The massive moonbounce antenna was never built as planned, but Sugar Grove ended up hosting an important NSA listening post after all. In the 1980s, the U.S. Navy built a listening post in Sugar Grove, from which the NSA has conducted surveillance ever since. Sugar Grove Station is part of the ECHELON system, a multi-national spying conglomerate which caused a scandal when it was revealed in 1988, years before Snowden. According to Bamford, the listening post at Sugar Grove "intercepts all international communications entering the United States." Its antennas pluck airborne communication from the sky, mostly from telecommunications satellite traffic. Sugar Grove Station is slated to shut down in 2016, according to national security journalist Matthew Zaid, probably because most communication these days flow through fiberoptic cables and, as Snowden showed, the NSA's XKEYSCORE program has got that covered. In the meantime, you can spy on Sugar Grove's antennae on Google Maps, here.

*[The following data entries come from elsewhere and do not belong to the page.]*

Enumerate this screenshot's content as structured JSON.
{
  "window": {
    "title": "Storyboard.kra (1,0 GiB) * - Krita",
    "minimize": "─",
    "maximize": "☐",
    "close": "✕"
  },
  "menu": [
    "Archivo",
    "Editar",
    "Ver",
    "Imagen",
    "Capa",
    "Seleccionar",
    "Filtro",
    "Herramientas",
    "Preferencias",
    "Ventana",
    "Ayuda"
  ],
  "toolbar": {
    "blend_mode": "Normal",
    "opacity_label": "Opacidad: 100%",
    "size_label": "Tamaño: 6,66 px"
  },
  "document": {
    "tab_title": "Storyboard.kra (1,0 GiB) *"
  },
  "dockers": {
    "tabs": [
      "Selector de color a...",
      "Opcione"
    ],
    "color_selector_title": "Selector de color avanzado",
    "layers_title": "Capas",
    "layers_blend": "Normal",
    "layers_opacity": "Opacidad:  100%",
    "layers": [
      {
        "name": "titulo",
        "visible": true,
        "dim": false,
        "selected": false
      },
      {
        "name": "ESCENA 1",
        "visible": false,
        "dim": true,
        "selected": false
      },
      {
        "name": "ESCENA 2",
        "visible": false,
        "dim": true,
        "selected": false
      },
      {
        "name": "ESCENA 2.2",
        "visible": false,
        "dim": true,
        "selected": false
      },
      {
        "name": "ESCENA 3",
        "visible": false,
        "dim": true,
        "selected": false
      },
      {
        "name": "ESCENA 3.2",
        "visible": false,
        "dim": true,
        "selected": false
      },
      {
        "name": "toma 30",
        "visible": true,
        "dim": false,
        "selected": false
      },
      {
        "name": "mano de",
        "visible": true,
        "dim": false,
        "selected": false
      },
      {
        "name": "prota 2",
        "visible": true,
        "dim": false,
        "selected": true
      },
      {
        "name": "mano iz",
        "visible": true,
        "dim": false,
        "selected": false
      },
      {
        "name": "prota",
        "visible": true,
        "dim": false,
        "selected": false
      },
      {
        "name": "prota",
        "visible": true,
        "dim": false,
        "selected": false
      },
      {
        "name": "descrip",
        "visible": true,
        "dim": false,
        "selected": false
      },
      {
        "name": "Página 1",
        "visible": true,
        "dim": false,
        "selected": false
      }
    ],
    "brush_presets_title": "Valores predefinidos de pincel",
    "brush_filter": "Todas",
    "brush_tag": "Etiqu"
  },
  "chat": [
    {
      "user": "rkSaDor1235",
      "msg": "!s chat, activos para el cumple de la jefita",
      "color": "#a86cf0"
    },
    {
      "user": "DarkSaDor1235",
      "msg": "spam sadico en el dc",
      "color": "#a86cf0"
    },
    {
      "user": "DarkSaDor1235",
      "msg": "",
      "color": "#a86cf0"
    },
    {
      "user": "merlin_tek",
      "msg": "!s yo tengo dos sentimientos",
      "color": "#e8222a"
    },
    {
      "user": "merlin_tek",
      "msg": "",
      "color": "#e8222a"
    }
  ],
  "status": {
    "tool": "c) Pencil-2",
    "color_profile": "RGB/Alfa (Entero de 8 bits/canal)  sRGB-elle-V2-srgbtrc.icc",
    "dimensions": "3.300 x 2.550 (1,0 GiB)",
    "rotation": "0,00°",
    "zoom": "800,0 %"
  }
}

I love the Quiet Zone. It's one of those places where geography and accident come together to embody all the weird contradictions of America. The Quiet Zone, created by the government in the name of technological progress, has now become a refuge for neo-luddites overwhelmed by technological progress. And while the Sugar Grove listening post has been at the cutting edge of spying on cell phones across the world, the lack of cell service in the Quiet Zone means it's useless against any terrorists living right down the street. Then there's the irony that even as the entire internet is embroiled in anti-NSA frevor, West Virginia's congressional delegation responded to news of the Sugar Grove listening post's deactivation by trying to convince the NSA to continue spying in their backyard, according to Zaid.

The Quiet Zone occupies a sweet spot in terms of the surveillance state: Within eyesight, but out of earshot. As an added bonus, I bet they've never heard of cronuts down there.